Il porto di Civitavecchia supera per la prima volta la soglia dei 3,5 milioni di passeggeri nel traffico crocieristico 2025: più scali, filiera rafforzata e ricadute su lavoro, turismo e servizi. Latrofa: “Valore strategico per porto, territorio e Sistema Paese”. ​

(Prima Pagina News)
Venerdì 16 Gennaio 2026
Roma - 16 gen 2026 (Prima Pagina News)

Il porto di Civitavecchia supera per la prima volta la soglia dei 3,5 milioni di passeggeri nel traffico crocieristico 2025: più scali, filiera rafforzata e ricadute su lavoro, turismo e servizi. Latrofa: “Valore strategico per porto, territorio e Sistema Paese”. ​

Civitavecchia mette a segno un traguardo che pesa non solo per i numeri, ma per il messaggio che porta con sé: il comparto crocieristico continua a essere uno dei motori più solidi dell’economia portuale italiana. Nel 2025 lo scalo laziale registra oltre 3,5 milioni di passeggeri, con un totale di 3.556.559 transiti, confermandosi primo porto crocieristico d’Italia e mantenendo una posizione di vertice anche nello scenario europeo.

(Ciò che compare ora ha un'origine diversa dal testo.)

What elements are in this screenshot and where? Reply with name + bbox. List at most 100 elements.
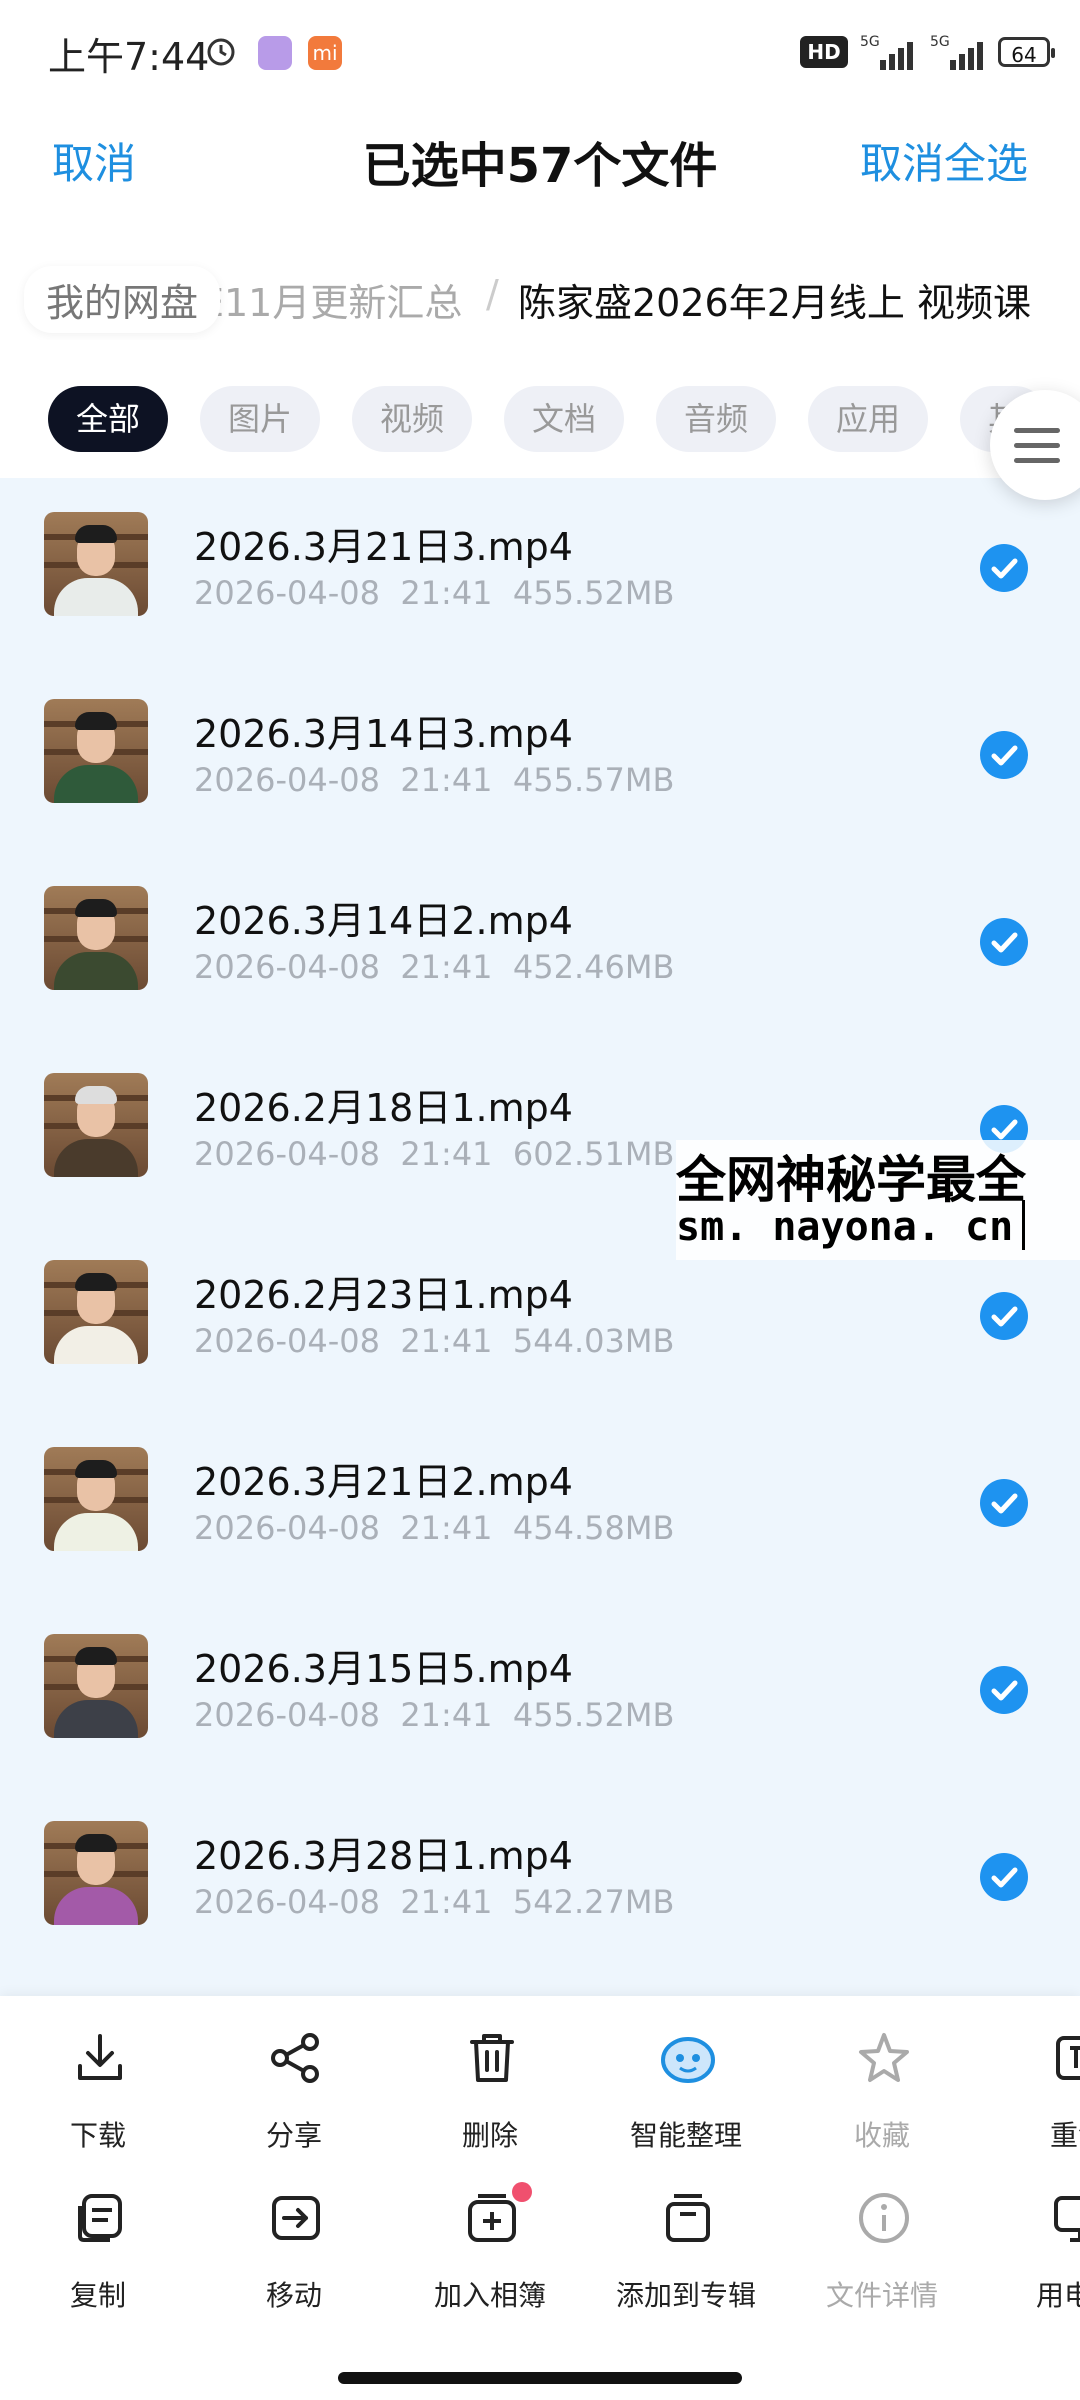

Il dato segna un passaggio simbolico e concreto: per la prima volta il sistema portuale italiano supera la soglia dei 3,5 milioni di crocieristi in un singolo scalo, migliorando il primato precedente e rafforzando il ruolo di Civitavecchia nel circuito globale, soprattutto nella funzione di home port, cioè porto di imbarco e sbarco oltre che di semplice transito. ​

Dietro il record non c’è soltanto l’aumento dei passeggeri. Cresce anche il numero di scali e si consolida l’intera “macchina” che rende possibile l’operatività quotidiana: terminal, servizi tecnico-nautici, logistica, assistenza a terra e organizzazione dei flussi. Un ecosistema che, quando funziona, produce effetti a catena non solo dentro il perimetro portuale, ma anche sull’economia urbana e regionale. ​

Le ricadute, infatti, si misurano su più livelli: occupazione diretta e indiretta, incremento delle presenze turistiche, servizi di trasporto, commercio, accoglienza e indotto. Per Civitavecchia e per il Lazio il traffico crocieristico rappresenta un volano che spinge domanda, investimenti e reputazione internazionale, con benefici che vanno oltre la singola stagione.

A sottolineare il valore del risultato è il presidente dell’Autorità di Sistema Portuale del Mar Tirreno Centro Settentrionale, Raffaele Latrofa, che lega il dato a una lettura strategica: non un semplice indicatore statistico, ma la prova del peso delle crociere per porto, territorio e Sistema Paese, citando occupazione, attrattività e sviluppo economico come effetti principali di una programmazione coerente e della collaborazione tra istituzioni e operatori del cluster. ​

Ora la sfida si sposta dal “battere record” al “consolidare leadership”: rendere l’esperienza più efficiente, sostenibile e integrata con i collegamenti a terra, così che la crescita non resti un picco ma diventi una traiettoria stabile. Perché quando un porto guida l’Italia nelle crociere, la partita non è solo contare i passeggeri: è trasformare quei flussi in valore duraturo per l’intero territorio.